RB-2010 – L’uomo che conta i soldi – Fabio Savant

L’uomo che conta i soldi

Ricordo che in seconda elementare la maestra ci raccontò di bambini lontani e meno fortunati, così poveri che non avevano niente con cui giocare. Ci invitò a fare un’opera buona, a rinunciare a uno dei nostri giocattoli per donarlo a loro, in occasione del Natale.

Quando ne parlai ai miei genitori entrambi lodarono l’iniziativa, ma io pensavo di avere un’idea migliore. Mio padre lavorava alla zecca di stato, perciò gli domandai: “Papà, non puoi fare più soldi? Così potranno averli anche i poveri.”

Lui mi rispose: “Non funziona in questo modo: la quantità di soldi che circola deve corrispondere alla ricchezza del paese.”

“Appunto,” replicai, “Se ne fai di più il paese sarà più ricco e non ci saranno più poveri.”

“No,” mi spiegò, “Se ne facessi di più, i soldi varrebbero di meno.”

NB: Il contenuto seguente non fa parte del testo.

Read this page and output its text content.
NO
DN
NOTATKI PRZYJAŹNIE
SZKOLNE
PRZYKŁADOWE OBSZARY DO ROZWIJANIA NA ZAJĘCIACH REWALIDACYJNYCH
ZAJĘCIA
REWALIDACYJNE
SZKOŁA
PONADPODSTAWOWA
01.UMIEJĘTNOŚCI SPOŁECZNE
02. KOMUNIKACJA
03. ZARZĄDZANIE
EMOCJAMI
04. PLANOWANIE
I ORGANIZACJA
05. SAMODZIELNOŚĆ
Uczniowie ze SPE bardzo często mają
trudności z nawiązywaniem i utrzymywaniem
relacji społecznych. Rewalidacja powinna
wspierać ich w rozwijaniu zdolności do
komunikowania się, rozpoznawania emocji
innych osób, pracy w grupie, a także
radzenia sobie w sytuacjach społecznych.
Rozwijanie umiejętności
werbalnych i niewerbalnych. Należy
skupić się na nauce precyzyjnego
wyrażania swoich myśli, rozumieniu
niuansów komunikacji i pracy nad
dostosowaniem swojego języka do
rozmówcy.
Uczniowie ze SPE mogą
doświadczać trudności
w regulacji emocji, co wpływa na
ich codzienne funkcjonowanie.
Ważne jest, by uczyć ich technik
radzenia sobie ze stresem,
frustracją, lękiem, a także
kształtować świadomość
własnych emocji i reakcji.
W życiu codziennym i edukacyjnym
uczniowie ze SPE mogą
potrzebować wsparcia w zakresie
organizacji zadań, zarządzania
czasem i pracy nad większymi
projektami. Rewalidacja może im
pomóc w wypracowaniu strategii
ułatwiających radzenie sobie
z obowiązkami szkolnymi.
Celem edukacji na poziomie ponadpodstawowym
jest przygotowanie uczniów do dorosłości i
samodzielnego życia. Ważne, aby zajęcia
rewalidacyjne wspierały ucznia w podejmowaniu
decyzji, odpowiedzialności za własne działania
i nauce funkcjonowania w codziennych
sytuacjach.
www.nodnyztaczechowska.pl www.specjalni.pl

Proprio non capivo come i soldi potessero valere meno di ciò che valgono, ma insistetti: “E tu non dirlo a nessuno che ne fai di più.”

Mio padre si mise a ridere. “I soldi vengono contati,” disse.

Immaginai un uomo vestito di grigio, con la schiena curva e le mani un po’ viscide, che di mestiere contava i soldi. Tra me e me pensai: “Qualcuno dovrebbe ucciderlo.”

Ero deluso, ma rimaneva ancora la proposta della maestra.

Andai in camera e cominciai a disporre in fila i miei giochi. C’era una scavatrice radiocomandata completa di segnalatore luminoso; c’era un coccodrillo di gomma a cui avevo staccato la coda tirandola troppe volte e con troppa forza; c’era un giochino elettronico, ridicolo se paragonato a quelli che hanno oggi i miei figli, ma che all’epoca tutti mi invidiavano; la fila continuava a lungo e ogni oggetto aveva per me qualcosa di magico e irresistibile.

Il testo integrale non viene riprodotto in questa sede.